On the evidence of the weekend they need not have worried. The delegates turned out to hear Margaret Ritchie make herself perfectly clear on a few issues.
She insisted there is no blurring of the clear distinctions between them and Sinn Féin and there would be no early rush to merge with any of the main southern parties. There has always been a small but detectable strain of opinion within the SDLP that its work was pretty much concluded on Good Friday 1998 and there remained little still to achieve.
It was never a majority view, and it seems even more in the minority now. Assembly arithmetic dictates that the SDLP now stands on a pivotal point and the party’s fortunes could tip either way. Many delegates have long wondered how, after spending the past 40 years doing the “right thing” they have been rewarded with electoral decline. This conference seemed to indicate they have had enough of that. And so there was much thoughtful discussion about the future of nationalism, the prospects for Irish unity and what it could all mean.
Senior figures from Fianna Fáil, Fine Gael and Labour all shared the same platform without once, mercifully, venturing onto the desperate territory of the State’s finances and who is to blame. There were also some signs of the creeping normality of politics that has flowed almost imperceptibly from the new politics post-Belfast Agreement.

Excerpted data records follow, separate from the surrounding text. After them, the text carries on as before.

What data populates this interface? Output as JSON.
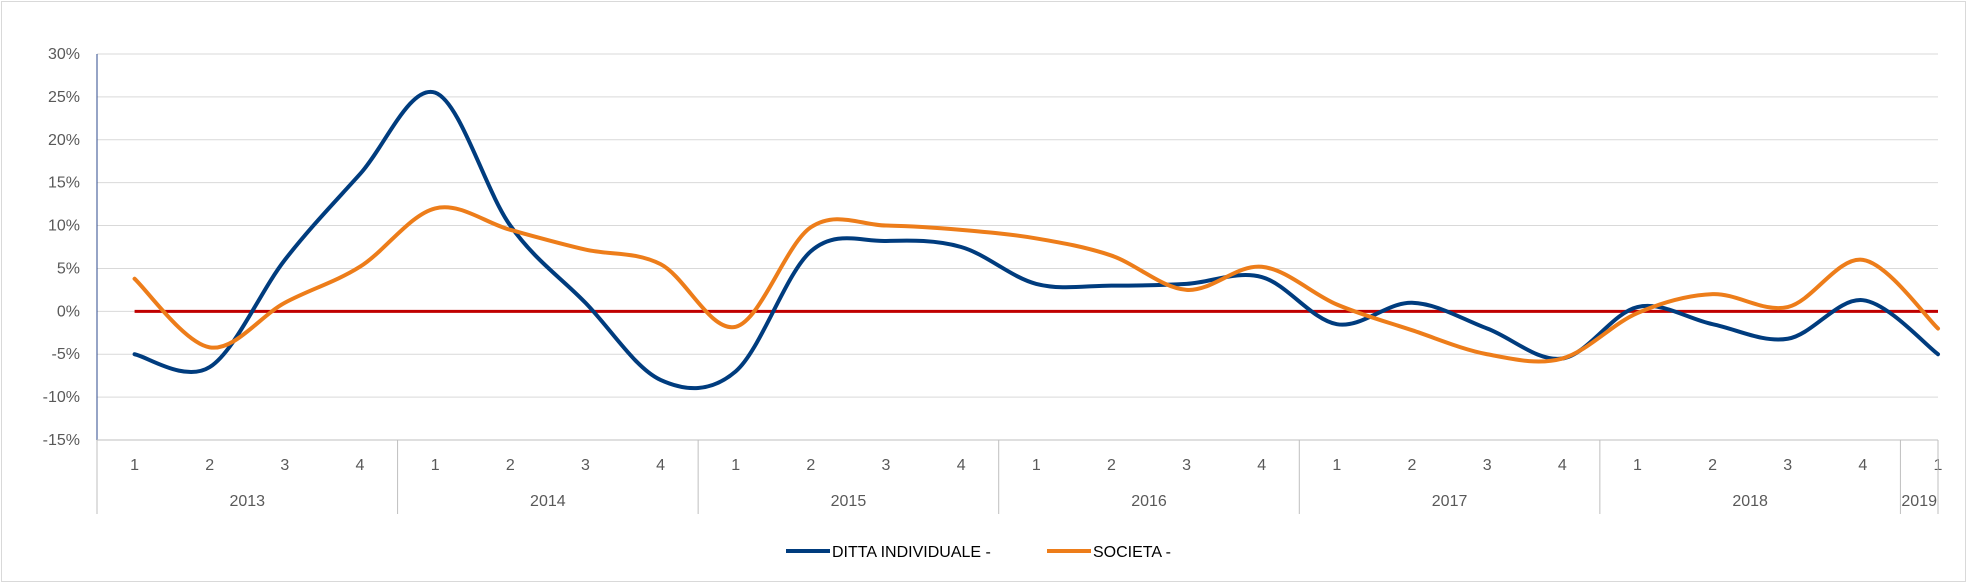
{
  "chart_data": {
    "type": "line",
    "title": "",
    "xlabel": "",
    "ylabel": "",
    "ylim": [
      -15,
      30
    ],
    "y_ticks": [
      "30%",
      "25%",
      "20%",
      "15%",
      "10%",
      "5%",
      "0%",
      "-5%",
      "-10%",
      "-15%"
    ],
    "y_tick_values": [
      30,
      25,
      20,
      15,
      10,
      5,
      0,
      -5,
      -10,
      -15
    ],
    "grid": true,
    "legend_position": "bottom",
    "categories": [
      "1",
      "2",
      "3",
      "4",
      "1",
      "2",
      "3",
      "4",
      "1",
      "2",
      "3",
      "4",
      "1",
      "2",
      "3",
      "4",
      "1",
      "2",
      "3",
      "4",
      "1",
      "2",
      "3",
      "4",
      "1"
    ],
    "year_groups": [
      {
        "label": "2013",
        "count": 4
      },
      {
        "label": "2014",
        "count": 4
      },
      {
        "label": "2015",
        "count": 4
      },
      {
        "label": "2016",
        "count": 4
      },
      {
        "label": "2017",
        "count": 4
      },
      {
        "label": "2018",
        "count": 4
      },
      {
        "label": "2019",
        "count": 1
      }
    ],
    "series": [
      {
        "name": "DITTA INDIVIDUALE -",
        "color": "#003c7e",
        "values": [
          -5,
          -6.5,
          6,
          16,
          25.5,
          10,
          1,
          -8,
          -7,
          7,
          8.2,
          7.5,
          3.2,
          3,
          3.2,
          4,
          -1.5,
          1,
          -2,
          -5.5,
          0.5,
          -1.5,
          -3.2,
          1.3,
          -5
        ]
      },
      {
        "name": "SOCIETA -",
        "color": "#ed7d1a",
        "values": [
          3.8,
          -4.2,
          1,
          5.2,
          12,
          9.5,
          7.2,
          5.5,
          -1.8,
          9.8,
          10,
          9.5,
          8.5,
          6.5,
          2.5,
          5.2,
          0.8,
          -2.2,
          -5,
          -5.5,
          -0.2,
          2,
          0.5,
          6,
          -2
        ]
      }
    ],
    "reference_line": {
      "value": 0,
      "color": "#c00000"
    }
  }
}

Presbyterian Moderator Norman Hamilton was there to discuss proposals to tackle sectarianism and division while Irish Timescolumnist David Adams, once a member of the loyalist Ulster Democratic Party joined a panel discussion on Irish unity. Twenty years ago that would have been impossible – not because either would not have wanted to attend, or because the party would not have wanted them. Rather there simply wasn't the political space, at least in public, for it to happen.